Raquel déploya soudain ses immenses ailes angéliques, avec une envergure d'au moins sept mètres, estima Jeffrey, et commença à les agiter lentement. Elle s'éleva doucement du sol, comme soulevée par un léger nuage, et invita du bras les deux hommes à la suivre. D'une seule poussée fulgurante, la jeune femme fonça vers le ciel et fit quelques tonneaux alors qu'elle partait vers l'horizon.

— Elle est rapide, fit remarquer Lucius Gartner.

— Visiblement, dit Jeffrey en haussant les épaules. 

— Suivez-la, monsieur Slart, se fit entendre la voix de Carls.

Jeffrey soupira et s'élança à son tour dans l'immensité déserte. Sa course rapide soulevait des gerbes de sable à chacun de ses pas, au rythme effréné d'un tambour militaire. Il n'avait jamais couru aussi vite, et rattrapait petit à petit la minuscule ombre de l'armure Condor qui se détachait dans les cieux. Le guerrier bondit dans un vain espoir de l'atteindre mais ne s'éleva qu'à une vingtaine de mètres de hauteur avant de retomber lourdement sur le sable et de reprendre sa course. 

— Sauf votre respect mon général, déclara Lucius, resté sur le tarmac, je doute de pouvoir les rattraper. 

— Essayez.

Sans une seconde d'hésitation, Lucius partit en trombe de l'aire de départ à grande enjambées. Il se rendit compte que l'allure poussive de son armure n'était qu'une façade, la vitesse à laquelle il progressait atteignant tout de même la centaine de kilomètres par heure. Sa course était tout à l'opposée de celle de l'agile Jeffrey Slart, si celle-ci était le tambour léger, alors la sienne était la grosse caisse, lourde, lente et grave, laissant derrière lui de grands trous épars pour seules empreintes. Mais il lui fallait se rendre à l'évidence, il restait bien moins véloce que le reste de l'escadron. 

"Monsieur Slart, ralentissez, le lieutenant Gartner arrive derrière vous", résonna la voix du général Carls dans l'oreillette du jeune homme. 

Jeffrey avait dépassé l'armure volante de Raquel, située à des milliers de pieds au-dessus de lui et il n'avait nullement l'intention de ralentir. Au lieu de cela, il amorça un large demi-tour et repartit comme une fusée vers le nuage de sable que soulevait au loin le soldat de Harlem. 

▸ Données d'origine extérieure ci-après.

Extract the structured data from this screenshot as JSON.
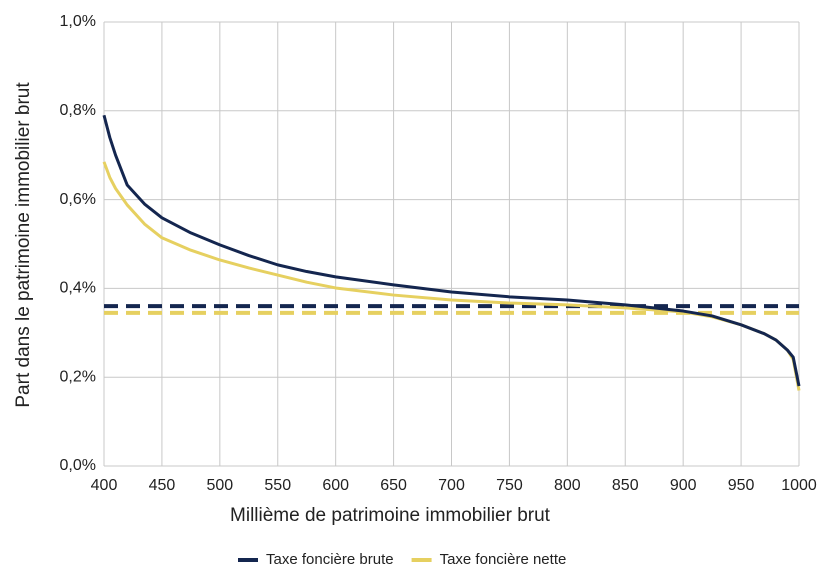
{
  "chart_data": {
    "type": "line",
    "xlabel": "Millième de patrimoine immobilier brut",
    "ylabel": "Part dans le patrimoine immobilier brut",
    "x": [
      400,
      405,
      410,
      420,
      435,
      450,
      475,
      500,
      525,
      550,
      575,
      600,
      650,
      700,
      750,
      800,
      850,
      900,
      925,
      950,
      970,
      980,
      990,
      995,
      1000
    ],
    "series": [
      {
        "name": "Taxe foncière brute",
        "color": "#14264f",
        "average": 0.36,
        "values": [
          0.79,
          0.74,
          0.7,
          0.633,
          0.59,
          0.559,
          0.525,
          0.498,
          0.474,
          0.453,
          0.438,
          0.426,
          0.408,
          0.392,
          0.381,
          0.374,
          0.363,
          0.349,
          0.338,
          0.318,
          0.298,
          0.284,
          0.261,
          0.245,
          0.18
        ]
      },
      {
        "name": "Taxe foncière nette",
        "color": "#e6d060",
        "average": 0.345,
        "values": [
          0.685,
          0.65,
          0.625,
          0.588,
          0.545,
          0.514,
          0.486,
          0.464,
          0.446,
          0.43,
          0.414,
          0.401,
          0.385,
          0.374,
          0.367,
          0.363,
          0.356,
          0.347,
          0.336,
          0.318,
          0.298,
          0.284,
          0.261,
          0.24,
          0.17
        ]
      }
    ],
    "xlim": [
      400,
      1000
    ],
    "xticks": [
      400,
      450,
      500,
      550,
      600,
      650,
      700,
      750,
      800,
      850,
      900,
      950,
      1000
    ],
    "ylim": [
      0,
      1
    ],
    "yticks": [
      {
        "value": 0,
        "label": "0,0%"
      },
      {
        "value": 0.2,
        "label": "0,2%"
      },
      {
        "value": 0.4,
        "label": "0,4%"
      },
      {
        "value": 0.6,
        "label": "0,6%"
      },
      {
        "value": 0.8,
        "label": "0,8%"
      },
      {
        "value": 1,
        "label": "1,0%"
      }
    ],
    "grid": true,
    "legend": "bottom"
  }
}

Il ne vit pas l'ombre grandissante piquer sur lui depuis les cieux. Il ne perçut qu'un vague courant d'air avant de sentir deux énormes serres métalliques le saisir au niveau des épaules et le soulever de terre comme s'il n'était que la proie d'un rapace. 

— À quoi tu joues Raquel ? cria Jeffrey.

— Calme-toi, répondit-elle, on sera peut-être amenés à le faire sur le terrain. Profite du paysage.

A mesure qu'ils s'élevaient, l'enfant de Lakeland City retrouva peu à peu les sensations qui étaient siennes lorsqu'il sillonnait les toits de sa ville. L'air ascendant lui battait les cheveux et le visage alors que Raquel le soustrayait à la rigueur du sable. 

Malgré son dépit habituel, Jeffrey n'avait rien vu de si magnifique. Ils évoluaient à travers un océan bleuté et sans nuages, où seuls communiaient le firmament et l'horizon de dunes. Raquel volait paisiblement, le corps quasiment à l'horizontale, ses ailes bardées de semblants de plumes argentées s'agitant de manière sporadique et calme. Elle se laissait avant tout porter par les courants aériens, dans le plus parfait silence, et même si elle ne faisait que mimer l'aérodynamisme d'un oiseau, l'illusion était exceptionnelle. 

En contrebas, Lucius avait manifestement abandonné et s'était arrêté au milieu du désert alors que les deux autres décrivaient un cercle autour de sa position.

— Vous vous gênez pas tous les deux, fit-il en riant.

Il adressa un signe de la main aux deux aviateurs. 

— T'es jaloux? Tu es un peu trop lourd et costaud pour que j'en fasse de même avec ton armure, répondit Raquel.

— "Costaud" aurait largement suffi ! 

Jeffrey aurait voulu que cet instant dure à jamais. Pendant un temps, cet unique moment, ses blessures s'envolèrent en même temps que lui. Le poids de l'armée, de son passé, de ce qu'il était devenu n'avaient plus aucune prise sur lui. Il se contentait à présent de regarder au loin de cet interminable désert, et dans cet azur flamboyant, il reprit espoir. Espoir que tout pouvait aller mieux, qu'il pouvait faire quelque chose. Espoir qu'il puisse trouver un but, dans lequel canaliser ses pulsions. Espoir qu'il puisse enfin aller de l'avant et oublier cette rage qui le consumait.

— Bon, le sortit de ses rêveries Raquel, on va devoir descendre, je vais partir en décrochage. 

— Décrochage? interrogea Jeffrey.

— Chute libre, plus rien ne fonctionne, on se laisse tomber.

Quoi?

Aussitôt, la jeune femme replia promptement ses ailes dans son dos d'un bruit mécanique et plongea vers le sol à une allure vertigineuse. La paix dans lequel Jeffrey se trouva se dissipa aussi vite qu'elle était venue. Impuissant, l'accélération du piqué frappait son torse et ses jambes de griffes presque tranchantes. 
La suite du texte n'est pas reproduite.